Abstract
Responsibility frames on social media could shape recipients’ responses toward people with depression, which is crucial for the public (de)stigmatization of the mental disorder. Thus, the present study examines the effects of different responsibility frames (individual, social, combination) in Instagram-posts about depression on respondents’ related attributions as well as their emotional and behavioral reactions toward people suffering from the illness. Our online-experiment (N = 1,015) revealed that frames emphasizing the responsibility of one’s social network (e.g. family, friends and professionals) for depression, i.e. social frames, strengthened participants’ attributions to the social network, i.e. social attributions, most effectively. Individual frames, however, primarily intensified individual attributions to those affected by depression. Contrary to previous findings, a combination frame did not prove to increase recipients’ social attributions more than a one-sided social frame. For emotional and behavioral responses, we did not find any effects of responsibility frames compared to the control group–possibly due to buffering effects of the narrative structure of the Instagram posts.

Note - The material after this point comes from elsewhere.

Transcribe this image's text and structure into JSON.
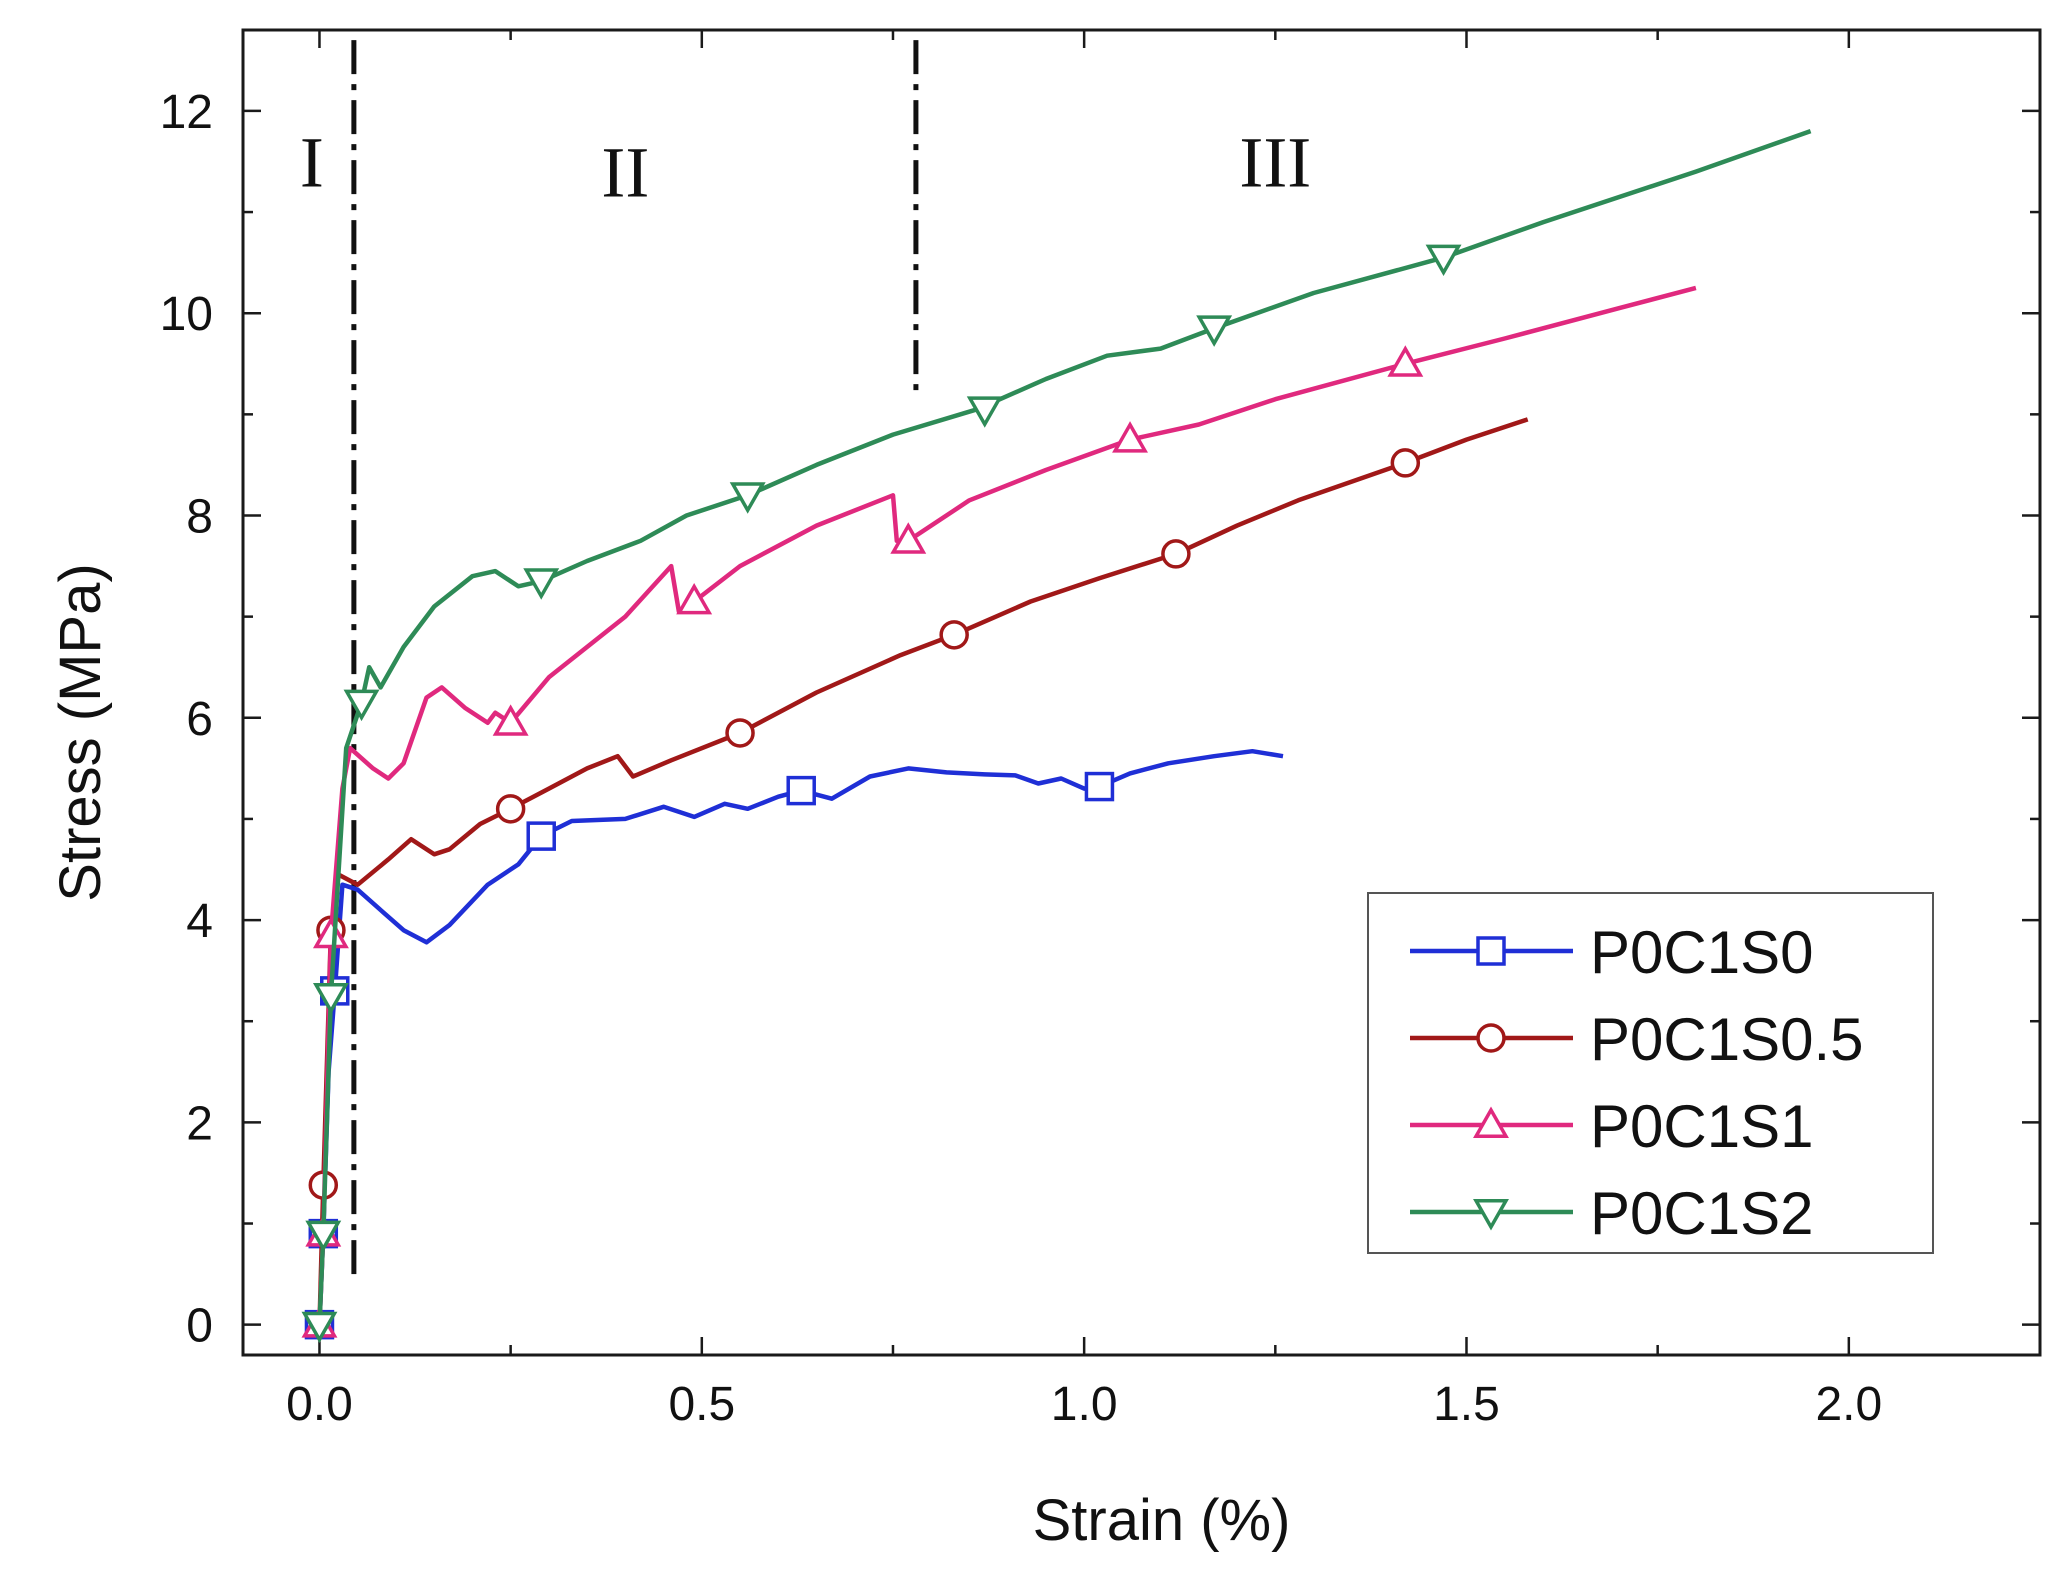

Data availability statement
The data we used has not been published so far. If needed, our data can be made available.
Disclosure statement
No potential conflict of interest was reported by the author(s).
Ethical Statement
We confirm that our study meets ethical guidelines to the requirements of the German Psychological Society. Our research obtained approval from the ethic committee of the University of Erfurt (approval number: 20210107).
Supplemental data
Supplemental data for this article can be accessed online at https://doi.org/10.1080/10810730.2023.2266702.
Notes
1 An a priori power analysis yielded for experimental designs with four groups of equal size a sample size of N = 824 persons in order to prove a small effect size (α = .05, f = .10, power = 0.80).
2 Mediation analysis was conducted with Hayes Macro for SPSS using model 82 (Hayes, Citation2018). Following Hayes and Preacher (Citation2014) we specified that our predictor is multicategorical. Using indicator coding we estimated the relative indirect effects of the responsibility frames compared to the control condition. Bootstrapping with 5,000 iterations was used to compute 95% confidence intervals (CI).